Examining Existing Information Extraction Tools on Manually-Annotated Protest Events in Indian News
Berfu Büyüköz, Ali Hürriyetoğlu, Erdem Yörük and Deniz Yüret

This study is done as part of an ongoing project that aims to identify a new welfare regime in emerging market economies and explain why it has emerged. To extract the needed information from a vast amount of news archives, we develop Information Extraction (IE) models.

Before building our models, we examine various existing outstanding IE toolkits including Stanford NER, NeuroNER, Spacy, PETRARCH and an event extraction tool created by BLENDER Lab. In this paper, we report a detailed evaluation of the tools.

India is one of the countries that have emerging market economies. Therefore, we used a manually annotated 116 Times of India news texts as our test data. For comparison, we also tested the tools on ACE2005 and CoNLL2003 datasets.

The English used in Times of India news texts can be seen as a variety of English, developed out of quite different events, people and places. These variations unavoidably bring differences in the usage of English, as well as the context.

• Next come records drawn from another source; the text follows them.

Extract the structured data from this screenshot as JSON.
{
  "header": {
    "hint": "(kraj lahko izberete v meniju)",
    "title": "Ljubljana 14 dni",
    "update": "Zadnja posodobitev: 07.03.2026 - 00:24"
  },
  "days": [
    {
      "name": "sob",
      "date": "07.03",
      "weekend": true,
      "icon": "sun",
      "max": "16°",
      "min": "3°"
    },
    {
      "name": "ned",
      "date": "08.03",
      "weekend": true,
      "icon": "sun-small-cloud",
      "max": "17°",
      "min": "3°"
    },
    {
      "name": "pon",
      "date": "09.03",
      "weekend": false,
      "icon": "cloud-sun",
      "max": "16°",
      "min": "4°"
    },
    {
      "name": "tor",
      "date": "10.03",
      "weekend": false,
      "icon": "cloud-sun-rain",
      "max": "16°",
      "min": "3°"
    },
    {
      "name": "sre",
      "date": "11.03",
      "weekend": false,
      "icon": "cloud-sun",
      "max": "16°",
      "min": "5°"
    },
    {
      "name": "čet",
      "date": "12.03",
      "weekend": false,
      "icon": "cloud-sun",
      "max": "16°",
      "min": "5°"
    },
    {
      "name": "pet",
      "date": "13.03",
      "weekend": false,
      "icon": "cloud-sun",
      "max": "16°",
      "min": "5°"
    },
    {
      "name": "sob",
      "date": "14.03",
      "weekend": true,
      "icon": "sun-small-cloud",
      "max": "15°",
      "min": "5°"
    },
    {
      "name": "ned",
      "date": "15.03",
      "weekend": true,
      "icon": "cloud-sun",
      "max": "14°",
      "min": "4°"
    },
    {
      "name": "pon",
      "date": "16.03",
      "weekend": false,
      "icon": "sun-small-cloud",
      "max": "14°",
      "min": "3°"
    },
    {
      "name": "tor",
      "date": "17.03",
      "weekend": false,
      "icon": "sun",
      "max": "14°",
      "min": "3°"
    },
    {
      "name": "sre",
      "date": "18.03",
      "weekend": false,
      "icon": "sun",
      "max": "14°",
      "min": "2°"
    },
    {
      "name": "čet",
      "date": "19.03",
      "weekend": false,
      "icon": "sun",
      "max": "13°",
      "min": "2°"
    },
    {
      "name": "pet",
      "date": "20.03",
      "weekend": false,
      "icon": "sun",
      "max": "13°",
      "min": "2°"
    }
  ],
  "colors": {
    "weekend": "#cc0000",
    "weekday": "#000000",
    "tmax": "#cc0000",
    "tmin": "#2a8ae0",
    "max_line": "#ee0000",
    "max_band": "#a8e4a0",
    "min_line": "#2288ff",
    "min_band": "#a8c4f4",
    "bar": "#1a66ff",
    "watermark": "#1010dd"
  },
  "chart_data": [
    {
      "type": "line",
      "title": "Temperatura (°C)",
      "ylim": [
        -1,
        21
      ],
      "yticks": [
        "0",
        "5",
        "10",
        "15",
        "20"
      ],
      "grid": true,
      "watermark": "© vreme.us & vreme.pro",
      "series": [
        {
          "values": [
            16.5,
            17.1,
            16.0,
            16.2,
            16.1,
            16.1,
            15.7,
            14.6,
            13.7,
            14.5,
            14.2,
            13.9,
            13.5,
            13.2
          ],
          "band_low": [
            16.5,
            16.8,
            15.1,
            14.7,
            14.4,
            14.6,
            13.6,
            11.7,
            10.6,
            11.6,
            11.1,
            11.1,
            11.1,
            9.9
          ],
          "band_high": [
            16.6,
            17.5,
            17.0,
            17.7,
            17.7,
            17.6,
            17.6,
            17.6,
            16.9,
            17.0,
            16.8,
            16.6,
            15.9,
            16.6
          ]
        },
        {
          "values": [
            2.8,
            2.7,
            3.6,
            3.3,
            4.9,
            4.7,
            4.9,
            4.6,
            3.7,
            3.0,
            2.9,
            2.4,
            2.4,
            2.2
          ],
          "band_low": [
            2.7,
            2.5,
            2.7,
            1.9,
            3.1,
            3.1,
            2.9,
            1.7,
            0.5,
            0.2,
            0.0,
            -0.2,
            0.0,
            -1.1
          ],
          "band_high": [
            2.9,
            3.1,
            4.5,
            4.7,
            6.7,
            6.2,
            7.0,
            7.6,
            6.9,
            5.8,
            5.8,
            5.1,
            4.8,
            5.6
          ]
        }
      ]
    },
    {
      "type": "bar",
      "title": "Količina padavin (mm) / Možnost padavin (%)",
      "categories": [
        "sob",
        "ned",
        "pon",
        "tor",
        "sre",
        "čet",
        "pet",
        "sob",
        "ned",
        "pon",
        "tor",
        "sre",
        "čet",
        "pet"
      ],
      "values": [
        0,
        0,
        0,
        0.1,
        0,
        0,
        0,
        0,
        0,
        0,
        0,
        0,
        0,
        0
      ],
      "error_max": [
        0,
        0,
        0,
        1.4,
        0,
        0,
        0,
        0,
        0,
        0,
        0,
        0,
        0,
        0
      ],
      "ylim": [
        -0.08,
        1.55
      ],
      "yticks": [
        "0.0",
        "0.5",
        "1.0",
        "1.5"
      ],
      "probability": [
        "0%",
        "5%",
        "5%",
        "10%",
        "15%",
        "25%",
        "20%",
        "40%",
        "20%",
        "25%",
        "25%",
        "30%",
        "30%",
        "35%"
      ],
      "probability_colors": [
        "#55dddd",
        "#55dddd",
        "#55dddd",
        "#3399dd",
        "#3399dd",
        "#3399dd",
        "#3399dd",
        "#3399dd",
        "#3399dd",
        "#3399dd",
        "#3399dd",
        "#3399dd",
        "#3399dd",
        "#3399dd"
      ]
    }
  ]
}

These experiments help us test the usability of the tools, compare different modeling approaches with each other, such as rule-based and neural-based. And most importantly, we demonstrate how well existing tools perform on a variety of English instead of frequently used mainstream native English data, i.e., how generalizable they are. We believe analyzing power and weaknesses of what we have as NLP community is the key to build better systems.